Distinct ECG Phenotypes Identified in Hypertrophic Cardiomyopathy Using Machine Learning Associated With Arrhythmic Risk Markers

Hypertrophic cardiomyopathy (HCM) is a common cardiac genetic disease and a major cause of sudden cardiac death (SCD) in young adults. Although most patients remain asymptomatic, others experience SCD triggered by ventricular arrhythmias. An accurate detection of these high-risk patients to provide them with appropriate treatment is therefore essential, but it remains a challenge because current electrocardiogram (ECG) biomarkers are not specific. This chapter describes computational methods for the analysis and interpretation of electrophysiologic clinical data to investigate the diversity of HCM phenotypes with the ultimate aim of improving risk stratification in HCM. First, by combining computational clustering and mathematical modeling, we identified four distinct ECG phenotypes that exhibit differences in hypertrophy distribution and risk for arrhythmia. The group with primary repolarization abnormalities and the coexistence of apical and septal hypertrophy showed a higher HCM risk-SCD score compared with other groups.
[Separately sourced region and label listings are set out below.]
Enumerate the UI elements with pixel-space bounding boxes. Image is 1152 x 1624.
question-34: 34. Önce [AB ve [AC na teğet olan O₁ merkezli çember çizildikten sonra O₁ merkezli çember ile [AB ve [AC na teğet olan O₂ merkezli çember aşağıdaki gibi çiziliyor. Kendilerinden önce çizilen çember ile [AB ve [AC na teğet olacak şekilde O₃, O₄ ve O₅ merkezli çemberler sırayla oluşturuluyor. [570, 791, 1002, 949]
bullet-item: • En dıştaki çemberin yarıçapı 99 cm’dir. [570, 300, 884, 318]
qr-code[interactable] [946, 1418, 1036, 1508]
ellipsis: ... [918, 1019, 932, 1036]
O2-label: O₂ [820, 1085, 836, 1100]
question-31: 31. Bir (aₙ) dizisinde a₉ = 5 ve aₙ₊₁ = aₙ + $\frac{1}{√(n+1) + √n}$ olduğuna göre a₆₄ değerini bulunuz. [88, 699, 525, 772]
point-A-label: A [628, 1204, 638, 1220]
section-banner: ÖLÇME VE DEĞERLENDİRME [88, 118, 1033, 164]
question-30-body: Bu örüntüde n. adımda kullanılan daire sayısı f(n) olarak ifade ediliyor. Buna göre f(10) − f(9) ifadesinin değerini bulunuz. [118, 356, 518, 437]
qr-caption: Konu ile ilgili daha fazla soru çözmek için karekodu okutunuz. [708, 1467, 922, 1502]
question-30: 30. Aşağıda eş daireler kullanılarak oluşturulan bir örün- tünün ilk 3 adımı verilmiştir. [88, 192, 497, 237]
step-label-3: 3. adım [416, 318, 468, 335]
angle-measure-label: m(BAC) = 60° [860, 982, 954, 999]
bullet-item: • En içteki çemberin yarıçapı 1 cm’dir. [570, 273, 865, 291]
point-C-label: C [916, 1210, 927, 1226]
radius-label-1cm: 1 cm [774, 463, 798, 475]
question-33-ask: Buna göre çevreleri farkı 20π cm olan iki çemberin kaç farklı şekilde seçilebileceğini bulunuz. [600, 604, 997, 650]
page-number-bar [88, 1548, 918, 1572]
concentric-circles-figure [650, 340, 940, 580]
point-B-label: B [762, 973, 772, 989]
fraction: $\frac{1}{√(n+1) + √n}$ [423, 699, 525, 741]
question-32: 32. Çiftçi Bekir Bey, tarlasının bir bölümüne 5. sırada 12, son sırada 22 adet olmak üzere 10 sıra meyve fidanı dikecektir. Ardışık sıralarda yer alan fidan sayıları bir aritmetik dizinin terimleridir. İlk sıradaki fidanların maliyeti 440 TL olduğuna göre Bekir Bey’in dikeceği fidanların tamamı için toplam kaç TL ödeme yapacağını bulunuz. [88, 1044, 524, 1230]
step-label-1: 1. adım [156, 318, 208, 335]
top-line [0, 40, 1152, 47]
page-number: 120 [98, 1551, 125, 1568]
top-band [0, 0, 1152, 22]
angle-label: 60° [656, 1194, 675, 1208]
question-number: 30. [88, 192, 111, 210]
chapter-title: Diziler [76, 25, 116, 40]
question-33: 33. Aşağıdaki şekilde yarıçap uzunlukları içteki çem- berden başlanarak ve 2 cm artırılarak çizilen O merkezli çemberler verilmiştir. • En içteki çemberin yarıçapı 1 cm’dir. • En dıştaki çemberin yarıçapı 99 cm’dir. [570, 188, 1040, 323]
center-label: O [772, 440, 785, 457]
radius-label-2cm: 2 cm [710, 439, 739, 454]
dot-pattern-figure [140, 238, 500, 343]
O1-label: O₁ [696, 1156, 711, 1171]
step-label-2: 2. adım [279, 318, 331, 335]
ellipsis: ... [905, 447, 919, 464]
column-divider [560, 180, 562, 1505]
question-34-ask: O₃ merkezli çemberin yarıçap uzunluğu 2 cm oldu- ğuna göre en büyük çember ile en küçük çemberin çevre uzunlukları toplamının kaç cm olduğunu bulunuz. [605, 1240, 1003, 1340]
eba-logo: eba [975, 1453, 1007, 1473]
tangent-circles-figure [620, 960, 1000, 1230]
Second, we explored the influence of structural and electrophysiologic mechanisms on the ECG to explain the four HCM phenotypes identified by using a whole-body personalized three-dimensional (3D) computer simulation framework. We showed that apicobasal repolarization heterogeneities explained the T-wave inversions in the high-risk group and that an abnormal Purkinje system may explain the QRS abnormalities in another group. Overall, this chapter contributes toward a better understanding of HCM phenotypic heterogeneity and the improvement of individual patient management.